The major goals of this project are:

• to identify and functionally characterize regulatory sequences preferentially conserved in the primate lineage through the comparative analysis of large genomic intervals containing known “lipid” genes;
• to identify and functionally characterize primate specific transcription factor binding sites in both known and computationally predicted regulatory elements shared between primates and non-primate mammals; and
• to investigate the function of primate-specific regulatory sequences on their neighboring human genes in cell culture and in vivo studies and determine their contribution to primate-specific phenotypes.

The Role of Sequence Variation in the Human Genome
There is increasing evidence that variations in non-coding sequences that regulate gene expression play an important role in human disease. However, the identification of non-coding, regulatory polymorphisms contributing to disease is limited by our inability to identify which variants reside within gene regulatory sequences. Multiple recent studies indicate that highly conserved non-coding regions identified by comparative sequence analysis often possess gene regulatory activity. Thus, sequence conservation alone can prioritize noncoding sequences for gene regulatory function.

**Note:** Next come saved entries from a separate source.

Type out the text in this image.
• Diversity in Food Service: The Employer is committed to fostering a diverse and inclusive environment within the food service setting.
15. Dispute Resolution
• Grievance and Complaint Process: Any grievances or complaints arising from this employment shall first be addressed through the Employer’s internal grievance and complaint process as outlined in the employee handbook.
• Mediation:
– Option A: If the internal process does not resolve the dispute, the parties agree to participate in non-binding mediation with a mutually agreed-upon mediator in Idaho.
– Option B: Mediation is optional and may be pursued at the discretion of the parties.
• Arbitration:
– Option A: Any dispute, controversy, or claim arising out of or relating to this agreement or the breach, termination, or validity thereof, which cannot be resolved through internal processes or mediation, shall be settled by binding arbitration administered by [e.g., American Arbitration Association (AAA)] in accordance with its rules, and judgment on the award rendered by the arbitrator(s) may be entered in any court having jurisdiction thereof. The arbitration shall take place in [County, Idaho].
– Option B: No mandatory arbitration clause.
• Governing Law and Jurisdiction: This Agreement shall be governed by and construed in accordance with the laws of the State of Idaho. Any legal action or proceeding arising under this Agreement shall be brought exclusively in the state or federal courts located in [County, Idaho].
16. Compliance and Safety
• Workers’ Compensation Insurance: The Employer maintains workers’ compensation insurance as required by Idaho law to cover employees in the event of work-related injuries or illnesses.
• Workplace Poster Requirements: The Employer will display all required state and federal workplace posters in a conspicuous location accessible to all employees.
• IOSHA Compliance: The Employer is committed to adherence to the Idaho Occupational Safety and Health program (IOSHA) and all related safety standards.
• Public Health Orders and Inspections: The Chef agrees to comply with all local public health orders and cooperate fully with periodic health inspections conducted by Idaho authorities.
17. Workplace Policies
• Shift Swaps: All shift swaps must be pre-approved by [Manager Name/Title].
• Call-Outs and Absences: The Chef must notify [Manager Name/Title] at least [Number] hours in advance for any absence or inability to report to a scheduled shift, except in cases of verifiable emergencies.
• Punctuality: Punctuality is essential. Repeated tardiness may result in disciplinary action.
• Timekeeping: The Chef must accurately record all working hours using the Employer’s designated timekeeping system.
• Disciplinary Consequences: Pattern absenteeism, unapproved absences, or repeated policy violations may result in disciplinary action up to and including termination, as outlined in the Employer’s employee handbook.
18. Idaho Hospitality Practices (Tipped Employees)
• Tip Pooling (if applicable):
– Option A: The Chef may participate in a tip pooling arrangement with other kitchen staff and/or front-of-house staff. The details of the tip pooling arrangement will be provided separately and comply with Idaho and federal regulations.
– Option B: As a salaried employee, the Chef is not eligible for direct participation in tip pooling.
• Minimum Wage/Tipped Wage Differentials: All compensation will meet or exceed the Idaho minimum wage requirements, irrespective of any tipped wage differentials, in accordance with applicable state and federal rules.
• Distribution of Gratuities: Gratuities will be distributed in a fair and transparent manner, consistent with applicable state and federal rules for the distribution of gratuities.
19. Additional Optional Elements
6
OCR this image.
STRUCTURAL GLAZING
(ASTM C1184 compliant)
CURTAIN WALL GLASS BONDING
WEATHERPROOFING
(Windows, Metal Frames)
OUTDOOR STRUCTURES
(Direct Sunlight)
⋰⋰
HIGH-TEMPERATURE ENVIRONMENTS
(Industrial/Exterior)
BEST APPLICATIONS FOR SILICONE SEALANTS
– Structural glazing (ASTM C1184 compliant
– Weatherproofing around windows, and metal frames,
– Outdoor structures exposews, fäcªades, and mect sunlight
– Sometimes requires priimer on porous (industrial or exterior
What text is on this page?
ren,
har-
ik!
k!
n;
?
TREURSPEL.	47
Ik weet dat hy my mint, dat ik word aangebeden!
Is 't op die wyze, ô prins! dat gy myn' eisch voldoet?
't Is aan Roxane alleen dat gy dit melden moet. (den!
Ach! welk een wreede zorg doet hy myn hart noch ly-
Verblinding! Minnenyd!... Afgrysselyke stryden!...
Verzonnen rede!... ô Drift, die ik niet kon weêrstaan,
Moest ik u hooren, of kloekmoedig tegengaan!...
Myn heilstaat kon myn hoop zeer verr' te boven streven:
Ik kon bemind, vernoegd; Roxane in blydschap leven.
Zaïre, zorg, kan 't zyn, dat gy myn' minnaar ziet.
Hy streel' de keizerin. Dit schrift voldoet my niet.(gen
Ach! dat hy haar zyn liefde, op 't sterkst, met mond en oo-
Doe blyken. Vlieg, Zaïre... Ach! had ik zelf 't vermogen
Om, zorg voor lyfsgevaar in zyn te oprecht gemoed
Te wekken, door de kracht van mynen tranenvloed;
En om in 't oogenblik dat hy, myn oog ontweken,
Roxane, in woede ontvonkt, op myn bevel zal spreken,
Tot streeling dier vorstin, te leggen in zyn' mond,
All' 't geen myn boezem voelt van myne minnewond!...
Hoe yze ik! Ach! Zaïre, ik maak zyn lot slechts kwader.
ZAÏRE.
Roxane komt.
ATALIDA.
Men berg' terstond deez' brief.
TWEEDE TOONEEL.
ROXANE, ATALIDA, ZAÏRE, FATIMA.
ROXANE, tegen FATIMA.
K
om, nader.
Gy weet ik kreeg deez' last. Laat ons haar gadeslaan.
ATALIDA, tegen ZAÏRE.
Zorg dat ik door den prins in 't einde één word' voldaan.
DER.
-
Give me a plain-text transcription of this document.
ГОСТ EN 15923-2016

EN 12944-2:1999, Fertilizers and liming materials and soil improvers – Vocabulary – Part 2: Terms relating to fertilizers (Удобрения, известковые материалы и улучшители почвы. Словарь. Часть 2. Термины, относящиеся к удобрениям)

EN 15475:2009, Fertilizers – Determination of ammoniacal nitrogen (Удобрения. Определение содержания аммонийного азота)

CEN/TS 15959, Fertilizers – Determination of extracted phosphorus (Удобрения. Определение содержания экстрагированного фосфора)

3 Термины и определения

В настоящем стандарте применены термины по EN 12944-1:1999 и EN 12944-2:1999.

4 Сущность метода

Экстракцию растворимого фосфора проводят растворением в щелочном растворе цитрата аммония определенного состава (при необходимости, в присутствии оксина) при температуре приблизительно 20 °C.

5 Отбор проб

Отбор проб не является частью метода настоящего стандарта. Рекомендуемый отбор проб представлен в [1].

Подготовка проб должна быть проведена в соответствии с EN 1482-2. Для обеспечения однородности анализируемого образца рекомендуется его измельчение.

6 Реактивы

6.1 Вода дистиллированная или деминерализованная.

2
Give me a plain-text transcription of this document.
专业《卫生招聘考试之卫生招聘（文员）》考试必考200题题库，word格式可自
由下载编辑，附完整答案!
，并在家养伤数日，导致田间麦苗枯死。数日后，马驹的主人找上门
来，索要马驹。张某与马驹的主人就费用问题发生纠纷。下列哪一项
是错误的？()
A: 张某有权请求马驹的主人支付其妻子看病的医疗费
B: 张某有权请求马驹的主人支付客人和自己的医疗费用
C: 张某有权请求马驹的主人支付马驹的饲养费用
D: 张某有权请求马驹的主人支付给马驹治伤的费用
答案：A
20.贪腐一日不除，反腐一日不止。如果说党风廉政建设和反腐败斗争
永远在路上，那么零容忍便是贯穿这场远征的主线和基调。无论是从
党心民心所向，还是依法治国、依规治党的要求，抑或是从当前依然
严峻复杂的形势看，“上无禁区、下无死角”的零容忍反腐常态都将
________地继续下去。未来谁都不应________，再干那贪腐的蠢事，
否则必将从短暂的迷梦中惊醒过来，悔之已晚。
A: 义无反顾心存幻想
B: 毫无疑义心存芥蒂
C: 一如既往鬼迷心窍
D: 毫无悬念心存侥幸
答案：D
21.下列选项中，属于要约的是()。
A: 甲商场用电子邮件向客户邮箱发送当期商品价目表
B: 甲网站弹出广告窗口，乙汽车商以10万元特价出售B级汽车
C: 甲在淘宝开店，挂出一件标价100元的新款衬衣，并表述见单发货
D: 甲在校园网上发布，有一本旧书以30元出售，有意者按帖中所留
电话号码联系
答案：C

While it is reasonable to expect that variations in highly conserved non-coding regions are more likely to be deleterious, very little research has been directed to validate this hypothesis in clinical populations. Accordingly, Dr. Boffelli is investigating the utility of comparative genomics for the prioritization of functional non-coding sequence variations in several disease models.

To accomplish this, Dr. Boffelli is classifying non-coding sequence variations based on a range of comparative genomic criteria to estimate their likelihood of deleteriousness and test the validity of this classification in collaborative clinical studies. From this basis, web-based tools will be built to enable the widespread adoption of these strategies. Finally, Dr. Boffelli is using genetically modified mouse models to experimentally test the function of important sequence variants in the human genome.